Les cadeaux ainsi accordés à de grandes entreprises ont toutefois tendance à occulter un autre poste de dépenses fiscales: les charges sociales. Entre "cotisations patronales d'assurances sociales" et "pensions de retraite et de survie", la participation d'une société à l'effort social peut s'avérer bien plus conséquent que le seul impôt des sociétés ne le laisse supposer. Ainsi, dans le cas de Caterpillar, ce sont plus de 150 millions € de contributions sociales qui ont été versées pour la seule année 2015, incluant l'ISOC, les cotisations patronales ainsi que les charges liées aux pensions et pré-pensions. Le calcul n'est que symbolique, mais cela représente pas moins de 219% du bénéfice net avant impôt réalisé par le groupe en Belgique.

Ainsi, la réalité des choses montre que Caterpillar est très loin de l’image de resquilleur fiscal que certains lui ont volontiers donnée. Toutefois, il serait faux d’affirmer que la pression fiscale belge — qui figure toujours sur le podium européen — est seule responsable des événements tragiques qui secouent les travailleurs. En effet, une partie de l’activité de Gosselies sera délocalisée en France, pays lui aussi réputé pour fiscalité punitive.


Erreur stratégique


Si la direction de l’entreprise est restée particulièrement discrète quant à ses motivations, arguant une baisse de la production, les syndicats pensent détenir quelques clés. En Commission Parlementaire, ils font état d’une orientation stratégique désastreuse de la part du Management. Souhaitant probablement anticiper de potentielles futures normes environnementales, celui-ci a décidé de dédier le site de Gosselies à la construction de machines « eco-friendly » respectant les normes non contraignantes TIER IV. La coûteuse mise à niveau et l’augmentation de frais fixes ont fait grimper les prix des engins issus de la production belge, de sorte que les marchés africains et moyen-orientaux se sont tournés vers une concurrence moins verte, meilleur marché. Ce serait donc cette décision managériale qui aurait mené à une chute de plus de 40 % du carnet de commandes de l’usine de Gosselies. Les installations tournant constamment et largement en dessous de leurs capacités de production, couplées à la hausse des frais fixes (par définition, inévitables), ont provoqué une inquiétante baisse du chiffre d’affaires. De l’aveu même des syndicats, la situation ne pouvait être tenue bien longtemps (10).

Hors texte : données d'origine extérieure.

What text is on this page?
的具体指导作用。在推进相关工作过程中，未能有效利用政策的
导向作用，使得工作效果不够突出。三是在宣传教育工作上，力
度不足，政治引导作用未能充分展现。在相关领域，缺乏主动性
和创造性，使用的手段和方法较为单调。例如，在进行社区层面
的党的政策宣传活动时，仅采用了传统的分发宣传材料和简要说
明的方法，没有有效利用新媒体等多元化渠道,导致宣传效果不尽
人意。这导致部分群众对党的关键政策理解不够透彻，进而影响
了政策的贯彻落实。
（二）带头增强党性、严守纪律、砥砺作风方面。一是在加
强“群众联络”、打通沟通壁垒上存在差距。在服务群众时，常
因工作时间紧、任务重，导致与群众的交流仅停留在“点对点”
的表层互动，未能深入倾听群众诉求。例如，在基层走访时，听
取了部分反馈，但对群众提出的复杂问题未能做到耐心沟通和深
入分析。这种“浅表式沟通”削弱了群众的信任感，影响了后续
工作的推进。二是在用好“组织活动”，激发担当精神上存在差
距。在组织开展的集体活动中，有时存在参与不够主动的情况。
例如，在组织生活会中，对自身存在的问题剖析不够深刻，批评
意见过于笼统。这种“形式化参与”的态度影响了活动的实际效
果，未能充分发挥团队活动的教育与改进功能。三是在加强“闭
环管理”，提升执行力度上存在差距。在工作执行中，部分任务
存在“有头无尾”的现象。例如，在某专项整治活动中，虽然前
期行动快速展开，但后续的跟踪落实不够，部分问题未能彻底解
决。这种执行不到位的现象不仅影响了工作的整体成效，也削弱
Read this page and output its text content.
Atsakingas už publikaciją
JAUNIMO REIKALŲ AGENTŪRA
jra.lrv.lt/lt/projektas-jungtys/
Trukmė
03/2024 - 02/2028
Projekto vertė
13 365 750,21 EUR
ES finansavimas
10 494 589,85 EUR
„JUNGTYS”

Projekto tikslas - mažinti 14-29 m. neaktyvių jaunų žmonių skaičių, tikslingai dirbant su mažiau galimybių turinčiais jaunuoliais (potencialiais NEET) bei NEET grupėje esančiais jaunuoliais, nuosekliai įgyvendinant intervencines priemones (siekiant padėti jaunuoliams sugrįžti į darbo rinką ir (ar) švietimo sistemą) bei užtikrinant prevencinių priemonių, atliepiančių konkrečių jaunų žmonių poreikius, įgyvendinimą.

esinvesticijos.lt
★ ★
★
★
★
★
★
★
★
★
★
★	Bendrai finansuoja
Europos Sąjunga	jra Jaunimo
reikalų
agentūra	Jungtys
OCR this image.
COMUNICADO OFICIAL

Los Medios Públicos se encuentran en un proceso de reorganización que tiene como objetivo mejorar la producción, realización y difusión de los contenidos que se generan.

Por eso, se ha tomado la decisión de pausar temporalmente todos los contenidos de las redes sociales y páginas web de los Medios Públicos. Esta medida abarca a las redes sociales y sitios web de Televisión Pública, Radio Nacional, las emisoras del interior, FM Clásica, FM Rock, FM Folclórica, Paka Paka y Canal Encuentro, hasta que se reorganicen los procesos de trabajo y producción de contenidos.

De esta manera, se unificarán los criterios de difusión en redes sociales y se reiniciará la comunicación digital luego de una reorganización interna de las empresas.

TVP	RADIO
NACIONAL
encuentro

Que retenir de la regrettable fermeture de Caterpillar ?


D’abord, le débat fiscal sur lequel la plupart des acteurs se sont focalisés se révèle être anecdotique lorsqu’il s’agit de faire la lumière sur les causes de ce départ. De fait, aucune partie prenante, que ce soient les syndicats ou la direction, ne s’y est aventurée.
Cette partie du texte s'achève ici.